First, let's understand some anatomy of the male reproductive system. The male reproductive system is divided into reproductive glands, accessory sex glands, and the reproductive tract. The reproductive glands primarily refer to the testes and the epididymis, which are the sites where sperm are produced and matured; specifically, the epididymis is where sperm mature and also serves as part of the sperm transport channel, with the distal tail of the epididymis connecting to the vas deferens. The seminal vesicles are accessory sex glands in men, responsible for secreting and producing seminal vesicle fluid and providing a temporary storage site for sperm; their distal ends are continuous with the vas deferens. The prostate is also a male accessory sex gland and is the largest one; it is the site where prostatic fluid is secreted and produced. It also forms part of the male urethra, known as the prostatic urethra, and is located closely to the seminal vesicles. The proximal end of the prostate is continuous with the bladder outlet, while the distal end is continuous with the rest of the urethra.

As can be seen from the anatomical features described above, the epididymis, seminal vesicles, and prostate are all part of the male reproductive system and share intricate connections.

Prostatitis is an inflammatory disease of the prostate. The source of inflammation may originate from the bladder or distal urethra, or it may stem from the reproductive tract—specifically the seminal vesicles (as the prostate and seminal vesicles are located in close proximity). Conditions such as cystitis, urethritis, or seminal vesiculitis may spread to the prostate, triggering prostatic inflammation.

In clinical practice, patients with hematospermia (blood in the semen) are frequently encountered and often found to have concurrent prostatitis. This may occur because prostatitis has spread to the seminal vesicles, or seminal vesiculitis has spread to the prostate. It is also significantly related to factors such as an overly narrow ejaculatory duct, tumor compression in the ejaculatory duct area, or seminal vesicle stones.

Most cases of epididymitis are caused by retrograde infection. In other words, the pathogenic microorganisms in epididymitis often originate from infections in the distal sperm duct or accessory sex glands that eventually spread to the epididymis. The most common underlying conditions are prostatitis and seminal vesiculitis. Certain specific infections can also cause retrograde infection; for example, tuberculosis of the bladder or urethra and seminal vesicle tuberculosis can lead to retrograde infection, resulting in tuberculosis of the vas deferens and epididymis.

The symptoms produced by these three types of inflammation are sometimes very similar. For example, both prostatitis and seminal vesiculitis can cause a heavy, swelling pain around the perineum, while epididymitis itself causes localized swelling and pain. During acute flare-ups of any of these three conditions, a routine urinalysis may show an elevated white blood cell count. All three inflammatory diseases have the potential to decrease the quality of a man's semen and sperm, thereby affecting normal reproductive function.

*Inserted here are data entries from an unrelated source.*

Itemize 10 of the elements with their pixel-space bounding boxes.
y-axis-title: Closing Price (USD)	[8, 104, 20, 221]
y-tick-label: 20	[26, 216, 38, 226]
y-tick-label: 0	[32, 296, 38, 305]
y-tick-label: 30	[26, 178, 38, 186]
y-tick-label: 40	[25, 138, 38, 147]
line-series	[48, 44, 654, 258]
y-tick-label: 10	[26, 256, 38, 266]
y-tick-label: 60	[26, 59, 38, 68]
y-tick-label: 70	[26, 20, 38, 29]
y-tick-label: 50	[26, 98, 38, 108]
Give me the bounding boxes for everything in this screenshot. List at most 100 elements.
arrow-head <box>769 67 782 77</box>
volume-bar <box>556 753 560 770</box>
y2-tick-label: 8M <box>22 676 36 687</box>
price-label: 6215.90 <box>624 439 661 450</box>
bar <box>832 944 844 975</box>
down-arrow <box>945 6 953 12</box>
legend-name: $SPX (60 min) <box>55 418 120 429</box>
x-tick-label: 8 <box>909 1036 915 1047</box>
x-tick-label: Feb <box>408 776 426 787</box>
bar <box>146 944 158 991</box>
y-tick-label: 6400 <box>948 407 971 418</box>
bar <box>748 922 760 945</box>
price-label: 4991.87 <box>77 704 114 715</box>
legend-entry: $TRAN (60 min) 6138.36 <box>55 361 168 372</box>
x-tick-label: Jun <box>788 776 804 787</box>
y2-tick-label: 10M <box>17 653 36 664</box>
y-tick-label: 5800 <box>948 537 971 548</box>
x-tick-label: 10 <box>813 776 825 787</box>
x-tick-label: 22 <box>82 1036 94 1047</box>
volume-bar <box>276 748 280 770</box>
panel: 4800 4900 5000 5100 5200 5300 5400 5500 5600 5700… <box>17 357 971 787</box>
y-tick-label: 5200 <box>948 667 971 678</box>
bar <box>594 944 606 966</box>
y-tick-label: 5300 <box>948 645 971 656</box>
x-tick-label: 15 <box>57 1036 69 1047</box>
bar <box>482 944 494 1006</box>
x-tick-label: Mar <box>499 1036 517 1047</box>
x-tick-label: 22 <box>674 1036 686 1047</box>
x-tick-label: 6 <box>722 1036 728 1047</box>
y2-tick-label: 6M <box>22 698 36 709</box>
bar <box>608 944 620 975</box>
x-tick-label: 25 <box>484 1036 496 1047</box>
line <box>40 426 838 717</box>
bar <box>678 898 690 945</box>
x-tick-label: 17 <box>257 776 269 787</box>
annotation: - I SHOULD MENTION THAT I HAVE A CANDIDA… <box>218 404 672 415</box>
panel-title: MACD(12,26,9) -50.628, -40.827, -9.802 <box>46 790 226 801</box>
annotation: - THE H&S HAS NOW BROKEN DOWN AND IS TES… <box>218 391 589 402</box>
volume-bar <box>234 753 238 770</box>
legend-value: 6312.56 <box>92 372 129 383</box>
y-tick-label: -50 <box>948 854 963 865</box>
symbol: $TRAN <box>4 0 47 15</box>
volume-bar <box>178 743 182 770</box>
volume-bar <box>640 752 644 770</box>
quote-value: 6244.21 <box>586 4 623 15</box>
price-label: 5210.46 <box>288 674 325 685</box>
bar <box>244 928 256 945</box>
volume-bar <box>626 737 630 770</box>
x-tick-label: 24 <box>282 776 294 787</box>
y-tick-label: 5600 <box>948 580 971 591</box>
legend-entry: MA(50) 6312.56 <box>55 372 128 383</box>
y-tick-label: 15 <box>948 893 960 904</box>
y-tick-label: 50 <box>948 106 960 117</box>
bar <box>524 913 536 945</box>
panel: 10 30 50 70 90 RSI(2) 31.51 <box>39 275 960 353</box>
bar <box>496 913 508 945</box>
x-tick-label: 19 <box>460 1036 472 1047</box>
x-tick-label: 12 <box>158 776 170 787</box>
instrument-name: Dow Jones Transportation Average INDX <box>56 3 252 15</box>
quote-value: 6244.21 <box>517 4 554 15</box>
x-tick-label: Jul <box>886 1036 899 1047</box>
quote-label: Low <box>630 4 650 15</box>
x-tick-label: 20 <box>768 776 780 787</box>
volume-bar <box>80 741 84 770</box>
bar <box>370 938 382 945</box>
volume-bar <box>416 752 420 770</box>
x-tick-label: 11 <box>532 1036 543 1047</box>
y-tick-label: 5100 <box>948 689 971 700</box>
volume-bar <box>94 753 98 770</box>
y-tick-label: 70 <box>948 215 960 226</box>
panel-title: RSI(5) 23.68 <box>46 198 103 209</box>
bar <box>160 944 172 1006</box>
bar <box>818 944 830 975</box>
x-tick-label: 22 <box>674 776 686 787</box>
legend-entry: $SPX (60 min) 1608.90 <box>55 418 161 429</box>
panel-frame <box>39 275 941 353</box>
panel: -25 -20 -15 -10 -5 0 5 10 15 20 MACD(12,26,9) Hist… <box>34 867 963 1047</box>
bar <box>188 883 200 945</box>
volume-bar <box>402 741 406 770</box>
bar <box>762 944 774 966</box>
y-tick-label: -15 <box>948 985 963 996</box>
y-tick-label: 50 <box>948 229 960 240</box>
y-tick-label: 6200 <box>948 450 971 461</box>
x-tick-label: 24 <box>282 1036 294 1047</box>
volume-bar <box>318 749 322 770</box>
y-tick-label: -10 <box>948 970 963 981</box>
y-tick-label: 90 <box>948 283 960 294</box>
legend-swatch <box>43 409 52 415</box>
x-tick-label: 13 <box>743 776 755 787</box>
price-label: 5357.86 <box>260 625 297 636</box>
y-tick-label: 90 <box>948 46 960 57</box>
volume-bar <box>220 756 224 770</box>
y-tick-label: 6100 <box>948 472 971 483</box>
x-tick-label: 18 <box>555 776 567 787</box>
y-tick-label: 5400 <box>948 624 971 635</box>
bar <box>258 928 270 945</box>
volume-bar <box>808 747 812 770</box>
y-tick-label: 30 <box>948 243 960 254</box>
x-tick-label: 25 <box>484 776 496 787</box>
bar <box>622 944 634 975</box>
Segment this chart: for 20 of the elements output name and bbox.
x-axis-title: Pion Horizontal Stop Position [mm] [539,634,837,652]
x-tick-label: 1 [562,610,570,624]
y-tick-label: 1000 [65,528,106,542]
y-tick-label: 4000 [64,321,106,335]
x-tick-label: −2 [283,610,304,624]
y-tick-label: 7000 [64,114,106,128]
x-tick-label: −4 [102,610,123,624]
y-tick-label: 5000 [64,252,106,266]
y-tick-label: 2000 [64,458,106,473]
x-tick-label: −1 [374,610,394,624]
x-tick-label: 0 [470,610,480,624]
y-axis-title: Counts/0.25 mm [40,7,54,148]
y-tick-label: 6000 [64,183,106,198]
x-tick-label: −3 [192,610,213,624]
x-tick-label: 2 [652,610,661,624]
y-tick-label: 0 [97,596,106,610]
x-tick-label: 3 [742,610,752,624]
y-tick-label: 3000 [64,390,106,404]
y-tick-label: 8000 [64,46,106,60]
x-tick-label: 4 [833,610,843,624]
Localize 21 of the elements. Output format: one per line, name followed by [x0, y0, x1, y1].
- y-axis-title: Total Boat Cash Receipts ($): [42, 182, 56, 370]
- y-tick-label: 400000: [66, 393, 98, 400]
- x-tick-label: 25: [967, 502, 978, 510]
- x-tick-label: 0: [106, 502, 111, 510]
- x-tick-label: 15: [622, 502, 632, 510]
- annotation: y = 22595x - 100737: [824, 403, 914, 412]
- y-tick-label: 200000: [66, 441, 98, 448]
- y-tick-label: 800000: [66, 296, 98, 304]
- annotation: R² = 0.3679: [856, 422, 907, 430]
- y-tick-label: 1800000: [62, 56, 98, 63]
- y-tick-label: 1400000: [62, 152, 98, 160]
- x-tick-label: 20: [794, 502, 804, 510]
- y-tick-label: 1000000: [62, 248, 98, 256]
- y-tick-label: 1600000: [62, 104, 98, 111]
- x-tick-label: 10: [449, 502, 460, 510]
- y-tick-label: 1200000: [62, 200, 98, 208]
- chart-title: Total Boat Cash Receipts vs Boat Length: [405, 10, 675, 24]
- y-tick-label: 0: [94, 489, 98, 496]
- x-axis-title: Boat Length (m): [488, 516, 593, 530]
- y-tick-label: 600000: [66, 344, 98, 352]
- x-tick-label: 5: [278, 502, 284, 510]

When treating prostatitis, seminal vesiculitis, and epididymitis, the antibiotics selected are often those effective against all three conditions simultaneously, such as quinolones (e.g., levofloxacin) and macrolides (e.g., roxithromycin, clarithromycin, azithromycin). Throughout the treatment process for these three diseases, it is crucial to emphasize avoiding prolonged sitting and excessive sexual activity; the diet should be light, and alcohol consumption must be avoided.